At first glance it appears to be an application of the Statist Fallacy, there is also another fallacy at play here, the Is / Ought fallacy. It is a Statist Fallacy because the assumption is that if the government doesn't provide these services than nobody will, and that by opposing the government being the provider of these services one also opposes the services being provided at all.

But it is also an is / ought fallacy. The speaker is assuming that the way things are, that the government provides these services, is the way things ought to be, and by expressing the point in that particular way the speaker is hoping to lay a verbal trap for any opponent of expanded government. One can either deny that taxes should pay for those and because of the statist fallacy agree that those should not exist, or one can agree that those services are valuable and because of the is / ought fallacy agree that the government should fund them.

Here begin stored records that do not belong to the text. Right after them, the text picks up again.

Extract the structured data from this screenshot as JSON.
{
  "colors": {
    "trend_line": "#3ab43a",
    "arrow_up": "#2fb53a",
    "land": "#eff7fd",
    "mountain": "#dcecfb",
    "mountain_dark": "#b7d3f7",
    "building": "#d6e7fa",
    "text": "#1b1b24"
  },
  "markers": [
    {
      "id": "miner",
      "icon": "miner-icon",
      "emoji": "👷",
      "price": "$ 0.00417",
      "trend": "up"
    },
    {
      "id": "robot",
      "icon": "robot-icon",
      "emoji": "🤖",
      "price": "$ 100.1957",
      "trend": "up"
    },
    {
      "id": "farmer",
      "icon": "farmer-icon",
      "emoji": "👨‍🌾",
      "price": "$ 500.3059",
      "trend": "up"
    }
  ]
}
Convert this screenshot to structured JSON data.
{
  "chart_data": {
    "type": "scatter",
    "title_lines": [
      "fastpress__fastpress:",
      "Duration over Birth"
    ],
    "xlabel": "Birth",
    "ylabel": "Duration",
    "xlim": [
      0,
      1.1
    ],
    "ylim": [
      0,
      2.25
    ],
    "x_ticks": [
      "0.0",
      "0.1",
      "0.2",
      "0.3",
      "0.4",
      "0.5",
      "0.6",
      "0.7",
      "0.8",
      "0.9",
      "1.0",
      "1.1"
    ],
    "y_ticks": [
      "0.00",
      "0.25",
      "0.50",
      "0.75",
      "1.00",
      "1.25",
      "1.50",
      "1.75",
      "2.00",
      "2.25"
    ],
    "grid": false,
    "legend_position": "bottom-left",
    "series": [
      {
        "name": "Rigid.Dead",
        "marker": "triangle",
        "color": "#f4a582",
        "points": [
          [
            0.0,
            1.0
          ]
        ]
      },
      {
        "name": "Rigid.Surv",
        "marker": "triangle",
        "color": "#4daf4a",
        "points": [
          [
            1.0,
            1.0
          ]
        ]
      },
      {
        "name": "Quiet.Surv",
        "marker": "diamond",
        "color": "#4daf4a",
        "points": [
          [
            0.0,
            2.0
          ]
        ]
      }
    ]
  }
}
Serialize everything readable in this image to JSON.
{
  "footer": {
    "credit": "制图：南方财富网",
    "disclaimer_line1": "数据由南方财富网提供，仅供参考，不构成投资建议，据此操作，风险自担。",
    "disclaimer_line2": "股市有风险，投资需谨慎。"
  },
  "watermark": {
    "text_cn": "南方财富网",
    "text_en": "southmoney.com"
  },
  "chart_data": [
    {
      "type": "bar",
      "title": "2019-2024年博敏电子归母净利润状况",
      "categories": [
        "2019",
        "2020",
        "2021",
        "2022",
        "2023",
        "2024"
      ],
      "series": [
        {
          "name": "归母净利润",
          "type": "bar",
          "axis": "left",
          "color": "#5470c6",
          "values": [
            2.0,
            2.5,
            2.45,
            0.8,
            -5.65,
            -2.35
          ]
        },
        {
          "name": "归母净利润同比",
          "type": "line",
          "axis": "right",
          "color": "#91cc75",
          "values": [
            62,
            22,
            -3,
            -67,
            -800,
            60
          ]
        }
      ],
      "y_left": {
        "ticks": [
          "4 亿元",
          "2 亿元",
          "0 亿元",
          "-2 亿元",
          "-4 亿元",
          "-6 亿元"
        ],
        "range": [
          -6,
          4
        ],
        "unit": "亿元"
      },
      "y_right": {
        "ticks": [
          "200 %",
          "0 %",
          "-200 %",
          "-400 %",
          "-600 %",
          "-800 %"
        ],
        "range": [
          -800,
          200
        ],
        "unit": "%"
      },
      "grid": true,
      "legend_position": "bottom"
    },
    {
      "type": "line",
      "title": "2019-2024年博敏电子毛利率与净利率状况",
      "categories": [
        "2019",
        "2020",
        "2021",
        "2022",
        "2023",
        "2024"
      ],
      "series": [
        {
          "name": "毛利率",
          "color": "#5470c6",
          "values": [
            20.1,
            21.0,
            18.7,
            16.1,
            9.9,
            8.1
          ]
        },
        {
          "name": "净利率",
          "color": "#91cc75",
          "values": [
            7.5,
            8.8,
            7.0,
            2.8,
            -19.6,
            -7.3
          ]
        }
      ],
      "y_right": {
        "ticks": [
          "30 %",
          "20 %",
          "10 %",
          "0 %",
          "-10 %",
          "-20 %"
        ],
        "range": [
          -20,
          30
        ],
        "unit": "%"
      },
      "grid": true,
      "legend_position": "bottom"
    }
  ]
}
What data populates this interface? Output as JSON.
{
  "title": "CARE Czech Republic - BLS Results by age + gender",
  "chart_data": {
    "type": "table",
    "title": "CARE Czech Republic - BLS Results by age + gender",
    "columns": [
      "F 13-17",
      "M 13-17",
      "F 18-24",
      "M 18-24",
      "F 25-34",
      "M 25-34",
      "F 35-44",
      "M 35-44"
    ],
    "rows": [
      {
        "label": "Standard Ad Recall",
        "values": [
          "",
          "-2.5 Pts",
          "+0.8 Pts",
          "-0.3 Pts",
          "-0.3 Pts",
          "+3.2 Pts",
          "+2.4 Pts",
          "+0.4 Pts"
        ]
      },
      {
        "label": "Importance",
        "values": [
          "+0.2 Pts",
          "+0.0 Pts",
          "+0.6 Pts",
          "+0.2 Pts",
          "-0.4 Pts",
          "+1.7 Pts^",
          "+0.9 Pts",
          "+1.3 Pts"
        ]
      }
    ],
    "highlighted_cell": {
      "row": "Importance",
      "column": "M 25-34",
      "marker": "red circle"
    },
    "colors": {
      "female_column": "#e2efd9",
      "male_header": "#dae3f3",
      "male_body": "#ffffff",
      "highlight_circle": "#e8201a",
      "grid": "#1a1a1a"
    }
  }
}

A good answer is "since currently those are paid for by taxes, we currently need taxes to pay for those" and then immediately accuse the speaker of engaging in the is / ought fallacy. The inclusion of the word "currently", twice in one answer, allows the libertarian in the argument to sidestep the trap of either embracing the statist fallacy or the is / ought fallacy, and it becomes very difficult for even a determined statist to pull a quote out of context. Leaving out either instance of that word eases decontextualization and the ability to try to argue that the libertarian is actually agreeing on some level with the statist.

"Since currently those are paid for by taxes, we currently need taxes to pay for those. What a fine example of the is / ought fallacy, where since that is the way it is therefore that is the way it ought to be. Why ought it be that way? Is there no other way to fund those besides taxes?"